Bizimle iletişime geçin

GENEL

Mapress CuNiFe Temin Sistemi Boruları ile keyifli ve güvenli bir deniz yolculuğu 

Yayınlandı

-

Sıhhi tesisat ve vitrifiye ürünleriyle yaşam alanlarına değer katan Geberit, edindiği tecrübe ile 1986 yılından bu yana denizcilik projelerinin kendine has ihtiyaçlarını anlayıp, ihtiyaçlara özel çözümler de geliştiriyor. Geberit’in bu doğrultuda güvenli yat yolculukları için kullanıcılarına sunduğu Mapress CuNiFe Sistem Boruları; tuzlu suda yüksek direnç, uzun ömürlülük ve kolay bakım vadediyor.
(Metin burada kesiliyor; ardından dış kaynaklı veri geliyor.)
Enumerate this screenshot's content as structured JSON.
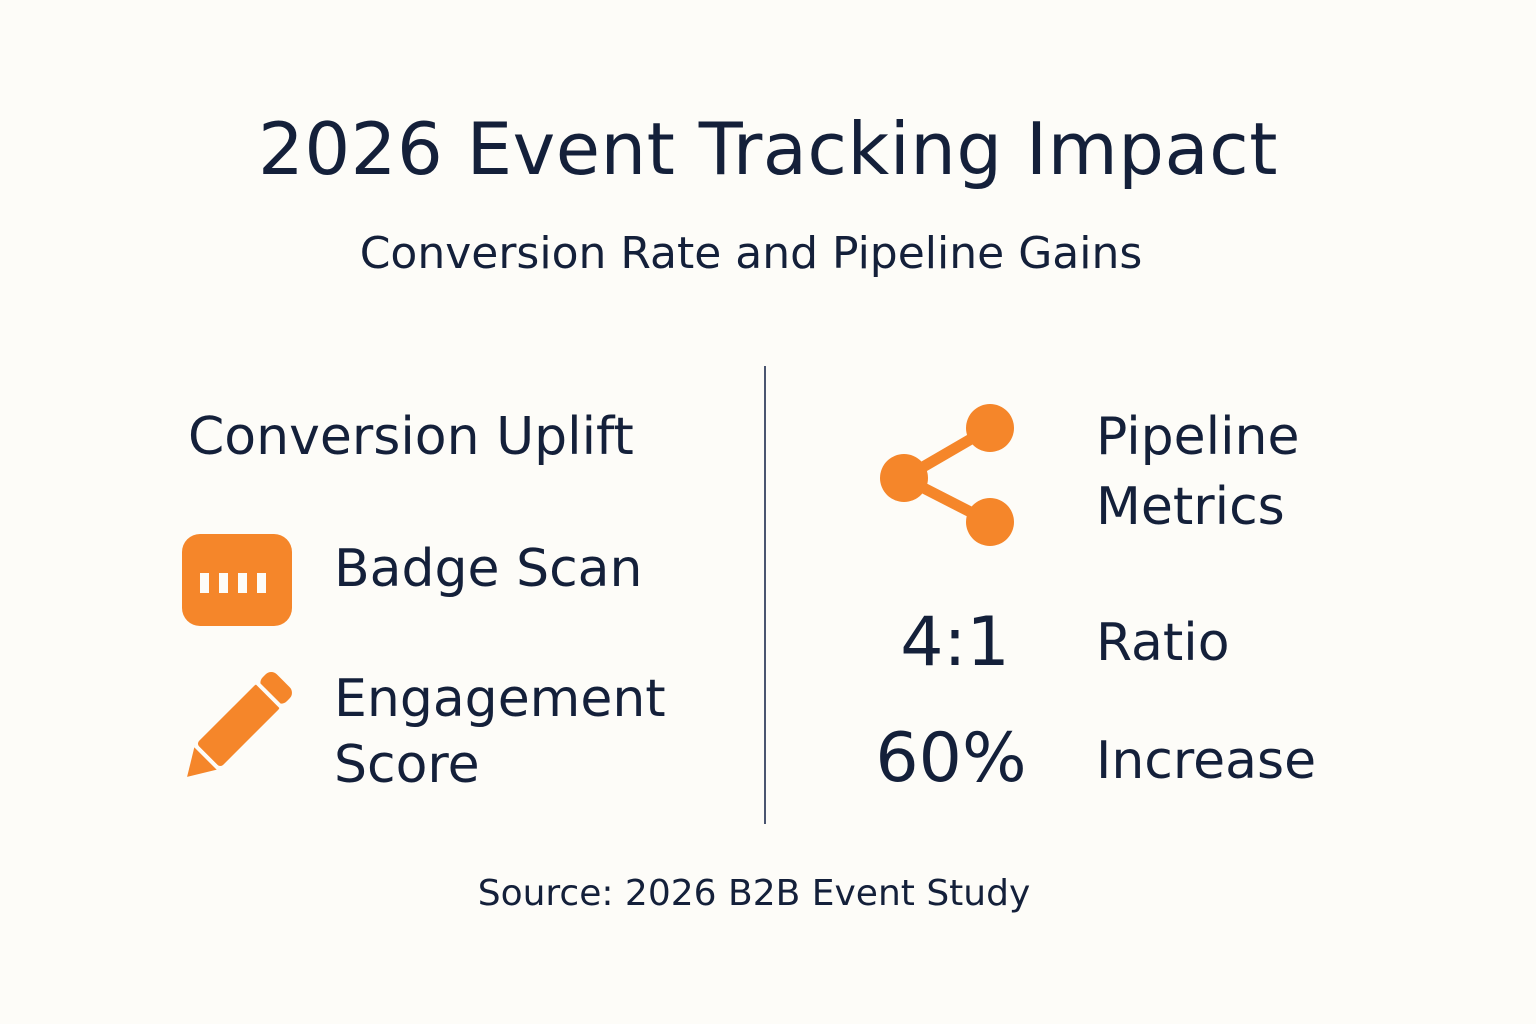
{
  "title": "2026 Event Tracking Impact",
  "subtitle": "Conversion Rate and Pipeline Gains",
  "left_panel": {
    "heading": "Conversion Uplift",
    "items": [
      {
        "label": "Badge Scan",
        "icon": "badge-scan-icon"
      },
      {
        "label_line1": "Engagement",
        "label_line2": "Score",
        "icon": "pencil-icon"
      }
    ]
  },
  "right_panel": {
    "heading_line1": "Pipeline",
    "heading_line2": "Metrics",
    "icon": "share-icon",
    "stats": [
      {
        "value": "4:1",
        "label": "Ratio"
      },
      {
        "value": "60%",
        "label": "Increase"
      }
    ]
  },
  "source": "Source: 2026 B2B Event Study",
  "colors": {
    "accent": "#f5862a",
    "text": "#14203a",
    "background": "#fdfcf8",
    "divider": "#4a5570"
  }
}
Korozyon ve diğer dış etkenlere karşı yüksek dayanıklılığa sahip yapısıyla üstün verimlilik sağlayan Mapress CuNiFe, bakır-nikel-demir alaşımıyla kendini özellikle deniz suyu ileten hatlarda ve gemi inşaatında kanıtlıyor. 

İsviçreli sıhhi tesisat devi Geberit, Ar-Ge ve yüksek mühendislik temelli çözümleriyle yaşam alanlarında olduğu kadar endüstri ve gemi inşaatına yönelik çözümleriyle de deniz yolculuğuna üst düzey konfor sunuyor. Markanın yat sahiplerinin yolculuğunu sorunsuz sürdürmesi için beklentilerini üst-segment özellikleriyle karşılayan Mapress CuNiFe Sistem Boruları, bakır-nikel-demir alaşımı sayesinde üstün performansını uzun yıllar sürdürüyor. Türkiye’de International Maritime Organization – Uluslararası Denizcilik Organizasyonu (IMO) tarafından belirlenen kriterlere göre üretilen yatlara tam uyumlu olan Mapress CuNiFe, keyifli deniz yolculuklarında güvence sunuyor.  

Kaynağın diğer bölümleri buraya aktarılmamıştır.